Figure 4. Lipid A entry and early transport pathway.

(A) Stereo view of the MsbA structure in the presence of lipid A shows a front membrane portal formed by TM4 and TM6, which is open to the cytoplasmic leaflet of the inner membrane. A row of basic and polar residues (green sticks) on TM4 and TM6 are arrayed to promote entry of the negatively charged lipid A or LPS in combination with a lateral inward motion of TMs as shown in (C and D). Yellow sticks represent an LPS molecule manually modeled at the corresponding positions in 5TV4 and 6BPL, with key residues Arg78 (TM2), Arg148 (TM3), and Arg296 (TM6) (purple sticks) more deeply buried for selective interaction with the two phosphorylated glucosamine units of lipid A at a later stage of transport. A red arrow is drawn to describe a rough path of lipid A entry and halfway through its transport. (B) Electrostatic surface representation of MsbA structures (blue, +10 kT/e; red, −10 kT/e).
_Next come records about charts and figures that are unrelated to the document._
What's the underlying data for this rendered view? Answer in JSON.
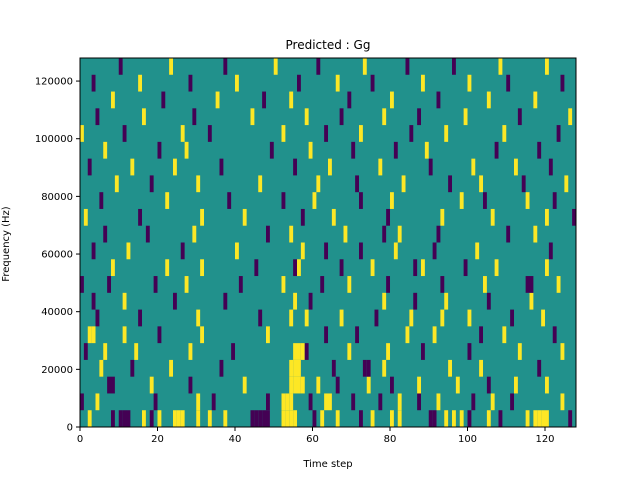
{
  "chart_data": {
    "type": "heatmap",
    "title": "Predicted : Gg",
    "xlabel": "Time step",
    "ylabel": "Frequency (Hz)",
    "xlim": [
      0,
      128
    ],
    "ylim": [
      0,
      128000
    ],
    "x_ticks": [
      0,
      20,
      40,
      60,
      80,
      100,
      120
    ],
    "y_ticks": [
      0,
      20000,
      40000,
      60000,
      80000,
      100000,
      120000
    ],
    "x_tick_labels": [
      "0",
      "20",
      "40",
      "60",
      "80",
      "100",
      "120"
    ],
    "y_tick_labels": [
      "0",
      "20000",
      "40000",
      "60000",
      "80000",
      "100000",
      "120000"
    ],
    "grid": false,
    "colormap": "viridis",
    "values_range": [
      -1,
      1
    ],
    "colors": {
      "low": "#440154",
      "mid": "#21918c",
      "high": "#fde725"
    },
    "background_value": 0,
    "cells": [
      [
        2,
        0,
        1
      ],
      [
        8,
        0,
        -1
      ],
      [
        10,
        0,
        -1
      ],
      [
        11,
        0,
        -1
      ],
      [
        12,
        0,
        -1
      ],
      [
        16,
        0,
        1
      ],
      [
        18,
        0,
        -1
      ],
      [
        20,
        0,
        1
      ],
      [
        24,
        0,
        1
      ],
      [
        25,
        0,
        1
      ],
      [
        26,
        0,
        1
      ],
      [
        30,
        0,
        1
      ],
      [
        33,
        0,
        1
      ],
      [
        37,
        0,
        1
      ],
      [
        44,
        0,
        -1
      ],
      [
        45,
        0,
        -1
      ],
      [
        46,
        0,
        -1
      ],
      [
        47,
        0,
        -1
      ],
      [
        48,
        0,
        -1
      ],
      [
        52,
        0,
        1
      ],
      [
        53,
        0,
        1
      ],
      [
        54,
        0,
        1
      ],
      [
        55,
        0,
        1
      ],
      [
        60,
        0,
        -1
      ],
      [
        62,
        0,
        1
      ],
      [
        66,
        0,
        1
      ],
      [
        72,
        0,
        -1
      ],
      [
        75,
        0,
        1
      ],
      [
        80,
        0,
        1
      ],
      [
        82,
        0,
        1
      ],
      [
        90,
        0,
        -1
      ],
      [
        91,
        0,
        -1
      ],
      [
        94,
        0,
        1
      ],
      [
        96,
        0,
        1
      ],
      [
        98,
        0,
        1
      ],
      [
        100,
        0,
        -1
      ],
      [
        105,
        0,
        1
      ],
      [
        108,
        0,
        -1
      ],
      [
        115,
        0,
        1
      ],
      [
        117,
        0,
        1
      ],
      [
        118,
        0,
        1
      ],
      [
        119,
        0,
        1
      ],
      [
        120,
        0,
        1
      ],
      [
        126,
        0,
        -1
      ],
      [
        0,
        1,
        -1
      ],
      [
        4,
        1,
        1
      ],
      [
        19,
        1,
        -1
      ],
      [
        30,
        1,
        1
      ],
      [
        34,
        1,
        -1
      ],
      [
        48,
        1,
        -1
      ],
      [
        52,
        1,
        1
      ],
      [
        53,
        1,
        1
      ],
      [
        54,
        1,
        1
      ],
      [
        59,
        1,
        -1
      ],
      [
        63,
        1,
        1
      ],
      [
        64,
        1,
        1
      ],
      [
        70,
        1,
        -1
      ],
      [
        77,
        1,
        -1
      ],
      [
        82,
        1,
        1
      ],
      [
        87,
        1,
        -1
      ],
      [
        92,
        1,
        1
      ],
      [
        101,
        1,
        -1
      ],
      [
        106,
        1,
        1
      ],
      [
        111,
        1,
        -1
      ],
      [
        124,
        1,
        1
      ],
      [
        7,
        2,
        -1
      ],
      [
        8,
        2,
        -1
      ],
      [
        18,
        2,
        1
      ],
      [
        28,
        2,
        -1
      ],
      [
        42,
        2,
        1
      ],
      [
        54,
        2,
        1
      ],
      [
        55,
        2,
        1
      ],
      [
        56,
        2,
        1
      ],
      [
        57,
        2,
        1
      ],
      [
        61,
        2,
        1
      ],
      [
        66,
        2,
        -1
      ],
      [
        74,
        2,
        1
      ],
      [
        80,
        2,
        -1
      ],
      [
        87,
        2,
        1
      ],
      [
        97,
        2,
        1
      ],
      [
        105,
        2,
        -1
      ],
      [
        112,
        2,
        1
      ],
      [
        120,
        2,
        1
      ],
      [
        5,
        3,
        1
      ],
      [
        13,
        3,
        -1
      ],
      [
        23,
        3,
        1
      ],
      [
        36,
        3,
        -1
      ],
      [
        54,
        3,
        1
      ],
      [
        55,
        3,
        1
      ],
      [
        56,
        3,
        1
      ],
      [
        65,
        3,
        -1
      ],
      [
        73,
        3,
        -1
      ],
      [
        74,
        3,
        -1
      ],
      [
        78,
        3,
        1
      ],
      [
        95,
        3,
        1
      ],
      [
        103,
        3,
        1
      ],
      [
        118,
        3,
        -1
      ],
      [
        1,
        4,
        -1
      ],
      [
        6,
        4,
        1
      ],
      [
        14,
        4,
        1
      ],
      [
        28,
        4,
        1
      ],
      [
        39,
        4,
        -1
      ],
      [
        55,
        4,
        1
      ],
      [
        56,
        4,
        1
      ],
      [
        57,
        4,
        1
      ],
      [
        58,
        4,
        -1
      ],
      [
        69,
        4,
        1
      ],
      [
        79,
        4,
        1
      ],
      [
        88,
        4,
        -1
      ],
      [
        100,
        4,
        -1
      ],
      [
        113,
        4,
        1
      ],
      [
        124,
        4,
        1
      ],
      [
        2,
        5,
        1
      ],
      [
        3,
        5,
        1
      ],
      [
        11,
        5,
        1
      ],
      [
        20,
        5,
        -1
      ],
      [
        31,
        5,
        1
      ],
      [
        48,
        5,
        1
      ],
      [
        63,
        5,
        -1
      ],
      [
        71,
        5,
        -1
      ],
      [
        84,
        5,
        1
      ],
      [
        91,
        5,
        1
      ],
      [
        103,
        5,
        -1
      ],
      [
        109,
        5,
        1
      ],
      [
        122,
        5,
        -1
      ],
      [
        4,
        6,
        -1
      ],
      [
        15,
        6,
        -1
      ],
      [
        30,
        6,
        1
      ],
      [
        46,
        6,
        -1
      ],
      [
        54,
        6,
        1
      ],
      [
        58,
        6,
        1
      ],
      [
        67,
        6,
        1
      ],
      [
        76,
        6,
        -1
      ],
      [
        85,
        6,
        1
      ],
      [
        93,
        6,
        1
      ],
      [
        100,
        6,
        1
      ],
      [
        111,
        6,
        -1
      ],
      [
        119,
        6,
        1
      ],
      [
        3,
        7,
        -1
      ],
      [
        11,
        7,
        1
      ],
      [
        24,
        7,
        -1
      ],
      [
        37,
        7,
        -1
      ],
      [
        55,
        7,
        1
      ],
      [
        59,
        7,
        -1
      ],
      [
        78,
        7,
        1
      ],
      [
        86,
        7,
        -1
      ],
      [
        94,
        7,
        1
      ],
      [
        105,
        7,
        -1
      ],
      [
        116,
        7,
        1
      ],
      [
        0,
        8,
        -1
      ],
      [
        7,
        8,
        -1
      ],
      [
        19,
        8,
        -1
      ],
      [
        27,
        8,
        1
      ],
      [
        41,
        8,
        -1
      ],
      [
        52,
        8,
        1
      ],
      [
        62,
        8,
        -1
      ],
      [
        69,
        8,
        1
      ],
      [
        79,
        8,
        -1
      ],
      [
        93,
        8,
        -1
      ],
      [
        104,
        8,
        1
      ],
      [
        115,
        8,
        -1
      ],
      [
        116,
        8,
        -1
      ],
      [
        123,
        8,
        1
      ],
      [
        8,
        9,
        1
      ],
      [
        22,
        9,
        1
      ],
      [
        31,
        9,
        1
      ],
      [
        45,
        9,
        -1
      ],
      [
        55,
        9,
        -1
      ],
      [
        56,
        9,
        1
      ],
      [
        67,
        9,
        -1
      ],
      [
        75,
        9,
        1
      ],
      [
        86,
        9,
        -1
      ],
      [
        88,
        9,
        1
      ],
      [
        99,
        9,
        -1
      ],
      [
        107,
        9,
        1
      ],
      [
        120,
        9,
        1
      ],
      [
        3,
        10,
        -1
      ],
      [
        12,
        10,
        1
      ],
      [
        26,
        10,
        -1
      ],
      [
        40,
        10,
        1
      ],
      [
        57,
        10,
        1
      ],
      [
        63,
        10,
        -1
      ],
      [
        72,
        10,
        -1
      ],
      [
        81,
        10,
        1
      ],
      [
        91,
        10,
        -1
      ],
      [
        102,
        10,
        1
      ],
      [
        121,
        10,
        -1
      ],
      [
        6,
        11,
        -1
      ],
      [
        17,
        11,
        -1
      ],
      [
        29,
        11,
        1
      ],
      [
        48,
        11,
        -1
      ],
      [
        54,
        11,
        1
      ],
      [
        68,
        11,
        1
      ],
      [
        78,
        11,
        -1
      ],
      [
        82,
        11,
        1
      ],
      [
        92,
        11,
        -1
      ],
      [
        110,
        11,
        -1
      ],
      [
        117,
        11,
        1
      ],
      [
        1,
        12,
        1
      ],
      [
        15,
        12,
        -1
      ],
      [
        31,
        12,
        1
      ],
      [
        42,
        12,
        1
      ],
      [
        57,
        12,
        -1
      ],
      [
        65,
        12,
        1
      ],
      [
        79,
        12,
        -1
      ],
      [
        93,
        12,
        1
      ],
      [
        106,
        12,
        1
      ],
      [
        120,
        12,
        1
      ],
      [
        127,
        12,
        -1
      ],
      [
        5,
        13,
        -1
      ],
      [
        22,
        13,
        1
      ],
      [
        38,
        13,
        -1
      ],
      [
        52,
        13,
        -1
      ],
      [
        60,
        13,
        1
      ],
      [
        72,
        13,
        -1
      ],
      [
        80,
        13,
        1
      ],
      [
        98,
        13,
        1
      ],
      [
        104,
        13,
        -1
      ],
      [
        115,
        13,
        1
      ],
      [
        122,
        13,
        -1
      ],
      [
        9,
        14,
        1
      ],
      [
        18,
        14,
        -1
      ],
      [
        30,
        14,
        1
      ],
      [
        46,
        14,
        1
      ],
      [
        61,
        14,
        1
      ],
      [
        71,
        14,
        -1
      ],
      [
        83,
        14,
        1
      ],
      [
        95,
        14,
        -1
      ],
      [
        103,
        14,
        1
      ],
      [
        114,
        14,
        -1
      ],
      [
        125,
        14,
        1
      ],
      [
        2,
        15,
        -1
      ],
      [
        13,
        15,
        1
      ],
      [
        24,
        15,
        1
      ],
      [
        36,
        15,
        -1
      ],
      [
        55,
        15,
        -1
      ],
      [
        64,
        15,
        1
      ],
      [
        77,
        15,
        1
      ],
      [
        90,
        15,
        -1
      ],
      [
        101,
        15,
        1
      ],
      [
        112,
        15,
        1
      ],
      [
        121,
        15,
        -1
      ],
      [
        6,
        16,
        1
      ],
      [
        20,
        16,
        -1
      ],
      [
        27,
        16,
        1
      ],
      [
        49,
        16,
        -1
      ],
      [
        59,
        16,
        1
      ],
      [
        70,
        16,
        -1
      ],
      [
        81,
        16,
        -1
      ],
      [
        89,
        16,
        1
      ],
      [
        107,
        16,
        -1
      ],
      [
        118,
        16,
        -1
      ],
      [
        0,
        17,
        1
      ],
      [
        11,
        17,
        -1
      ],
      [
        26,
        17,
        1
      ],
      [
        33,
        17,
        -1
      ],
      [
        52,
        17,
        1
      ],
      [
        63,
        17,
        -1
      ],
      [
        72,
        17,
        1
      ],
      [
        85,
        17,
        -1
      ],
      [
        94,
        17,
        1
      ],
      [
        109,
        17,
        1
      ],
      [
        123,
        17,
        -1
      ],
      [
        4,
        18,
        -1
      ],
      [
        16,
        18,
        1
      ],
      [
        29,
        18,
        -1
      ],
      [
        44,
        18,
        1
      ],
      [
        58,
        18,
        1
      ],
      [
        67,
        18,
        -1
      ],
      [
        78,
        18,
        1
      ],
      [
        87,
        18,
        -1
      ],
      [
        99,
        18,
        1
      ],
      [
        113,
        18,
        -1
      ],
      [
        126,
        18,
        1
      ],
      [
        8,
        19,
        1
      ],
      [
        21,
        19,
        -1
      ],
      [
        35,
        19,
        1
      ],
      [
        47,
        19,
        -1
      ],
      [
        54,
        19,
        1
      ],
      [
        69,
        19,
        -1
      ],
      [
        80,
        19,
        1
      ],
      [
        92,
        19,
        -1
      ],
      [
        105,
        19,
        1
      ],
      [
        117,
        19,
        1
      ],
      [
        3,
        20,
        -1
      ],
      [
        15,
        20,
        1
      ],
      [
        28,
        20,
        -1
      ],
      [
        40,
        20,
        1
      ],
      [
        56,
        20,
        -1
      ],
      [
        66,
        20,
        1
      ],
      [
        75,
        20,
        -1
      ],
      [
        88,
        20,
        1
      ],
      [
        100,
        20,
        1
      ],
      [
        110,
        20,
        -1
      ],
      [
        124,
        20,
        -1
      ],
      [
        10,
        21,
        -1
      ],
      [
        23,
        21,
        1
      ],
      [
        37,
        21,
        -1
      ],
      [
        50,
        21,
        1
      ],
      [
        61,
        21,
        -1
      ],
      [
        73,
        21,
        1
      ],
      [
        84,
        21,
        -1
      ],
      [
        96,
        21,
        -1
      ],
      [
        108,
        21,
        1
      ],
      [
        120,
        21,
        1
      ]
    ]
  }
}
A decreased opening of the membrane portal is highlighted by the green triangle from the inward open (left) to inward closed (right) conformation. (C) Structure alignment with 5TV4 (dark grey) and 6BPL (light grey). Only a monomer is shown, and the NBDs are omitted for clarity. The inward motion of TM4 and TM5 towards TM6 results in gradual closure of the membrane portal as seen in (B). (D) Cytosolic view of the lateral movements occurring between the current structure (left) and the cryo-EM structure (right) bound with lipid A or LPS. Key lipid A binding residues (Arg78, Arg148 and Arg296) shift closer to the center of the lipid channel, allowing tighter binding and possibly the upward movement of lipid A that bridges the two TMDs.